Interpreting an $S^{-1}R$-module as an $R$-module. Can one do it?
I'm trying to prove that $S^{-1}I$ is an injective $S^{-1}R$-module whenever $I$ is an injective $R$-module.
So I need to start with a situation where I have:
(i) $S^{-1}R$-modules $M,N$.
(ii) a homomorphism $j:M\to S^{-1}I$
(iii) an injective homomorphism $i:M\to N$.
From this I want to strip the situation down, (by embedding $I\to S^{-1}I$).

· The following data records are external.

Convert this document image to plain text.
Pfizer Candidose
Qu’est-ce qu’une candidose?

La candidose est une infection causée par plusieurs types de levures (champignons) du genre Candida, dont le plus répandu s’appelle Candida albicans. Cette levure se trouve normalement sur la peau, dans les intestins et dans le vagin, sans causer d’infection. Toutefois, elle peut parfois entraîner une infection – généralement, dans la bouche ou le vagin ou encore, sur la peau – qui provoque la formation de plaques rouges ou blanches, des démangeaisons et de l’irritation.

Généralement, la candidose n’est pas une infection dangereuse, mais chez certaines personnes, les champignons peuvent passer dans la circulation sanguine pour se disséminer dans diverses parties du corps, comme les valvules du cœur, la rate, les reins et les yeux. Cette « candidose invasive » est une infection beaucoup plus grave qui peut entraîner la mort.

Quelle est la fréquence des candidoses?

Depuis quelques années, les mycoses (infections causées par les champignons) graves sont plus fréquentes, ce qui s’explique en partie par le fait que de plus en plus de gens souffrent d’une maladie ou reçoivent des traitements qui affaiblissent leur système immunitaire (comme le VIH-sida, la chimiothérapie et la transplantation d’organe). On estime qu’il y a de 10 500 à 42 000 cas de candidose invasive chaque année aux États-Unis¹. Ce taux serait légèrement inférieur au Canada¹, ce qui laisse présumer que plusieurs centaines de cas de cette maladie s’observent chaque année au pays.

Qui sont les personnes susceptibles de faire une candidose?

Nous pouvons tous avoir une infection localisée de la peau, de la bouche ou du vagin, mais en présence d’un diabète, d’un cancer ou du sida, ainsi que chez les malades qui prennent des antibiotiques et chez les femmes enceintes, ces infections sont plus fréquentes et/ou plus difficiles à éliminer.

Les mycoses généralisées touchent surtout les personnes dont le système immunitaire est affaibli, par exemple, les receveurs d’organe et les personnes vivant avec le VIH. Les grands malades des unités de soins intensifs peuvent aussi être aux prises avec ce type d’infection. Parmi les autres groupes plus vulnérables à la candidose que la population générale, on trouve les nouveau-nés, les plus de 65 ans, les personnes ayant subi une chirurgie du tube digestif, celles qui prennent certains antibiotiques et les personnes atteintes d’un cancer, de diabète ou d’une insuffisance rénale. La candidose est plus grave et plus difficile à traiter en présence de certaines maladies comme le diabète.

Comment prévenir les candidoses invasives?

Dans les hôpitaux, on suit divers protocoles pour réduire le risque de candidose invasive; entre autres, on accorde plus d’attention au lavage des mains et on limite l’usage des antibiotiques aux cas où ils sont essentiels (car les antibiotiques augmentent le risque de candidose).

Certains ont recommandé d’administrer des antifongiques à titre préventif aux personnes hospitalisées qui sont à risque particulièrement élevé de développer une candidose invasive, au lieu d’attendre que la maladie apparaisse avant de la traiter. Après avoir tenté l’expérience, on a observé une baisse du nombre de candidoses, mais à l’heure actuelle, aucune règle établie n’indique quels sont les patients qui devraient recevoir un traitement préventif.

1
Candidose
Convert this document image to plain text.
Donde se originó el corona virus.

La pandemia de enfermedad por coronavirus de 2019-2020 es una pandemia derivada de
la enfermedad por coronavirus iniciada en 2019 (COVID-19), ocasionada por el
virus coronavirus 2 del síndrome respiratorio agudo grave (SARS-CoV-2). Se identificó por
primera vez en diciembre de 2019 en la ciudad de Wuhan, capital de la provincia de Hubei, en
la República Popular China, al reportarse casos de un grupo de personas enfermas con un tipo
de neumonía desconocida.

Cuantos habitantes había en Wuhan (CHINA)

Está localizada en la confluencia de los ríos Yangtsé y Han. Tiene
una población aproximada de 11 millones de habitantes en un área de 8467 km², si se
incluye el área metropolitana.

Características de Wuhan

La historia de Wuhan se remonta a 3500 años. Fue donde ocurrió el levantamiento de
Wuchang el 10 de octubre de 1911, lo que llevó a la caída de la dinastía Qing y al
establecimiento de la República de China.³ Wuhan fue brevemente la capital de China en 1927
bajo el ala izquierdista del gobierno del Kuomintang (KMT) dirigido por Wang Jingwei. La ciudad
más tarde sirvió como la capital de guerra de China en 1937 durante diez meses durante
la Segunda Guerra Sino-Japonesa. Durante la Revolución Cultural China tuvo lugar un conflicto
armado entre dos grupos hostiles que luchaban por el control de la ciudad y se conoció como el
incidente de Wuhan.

I almost have a solution but I think it comes down to being able to interpret $M$ as an $R$-module.  Can this be done or do I have to remove elements of $M$ to make it work?
 A: As Mike explains, $M$ may be seen as  an $R$-module $M_0$ and moreover $S^{-1}M_0=M$ as $S^{-1}R$-modules.
However it is not clear to me  how that solves your problem, because there is no reason why the morphism of $S^{-1}R$-modules $j:M\to S^{-1}I$ should map $M=M_0$ into $I$ and we cannot say that the diagram of $S^{-1}R$-modules comes from a diagram of $R$-modules.    
However if $R$ is noetherian and $I$ is finitely generated over $R$ then indeed $S^{-1}I$ is $S^{-1}R$-injective:     
Proof
We use the criterion that $I$ is injective iff $Ext^1_R(N,I)=0$ for all $R$-modules $N$.
So we should like to prove that $Ext^1_{S^{-1}R}(M,S^{-1}I)=0$ for all $S^{-1}R$-modules $M$.
But these modules are of the form $S^{-1}M_0$, as explained above.
Since 
$$  Ext^1_{S^{-1}R}(S^{-1}M_0,S^{-1}I)= S^{-1} Ext^1_R(M_0,I)                 $$
under our hypotheses and since $Ext^1_R(M_0,I)=0$ by injectivity of $I$ and application of the criterion, we conclude that $S^{-1}I$ is an injective $S^{-1}R$-module by  invoking the criterion again.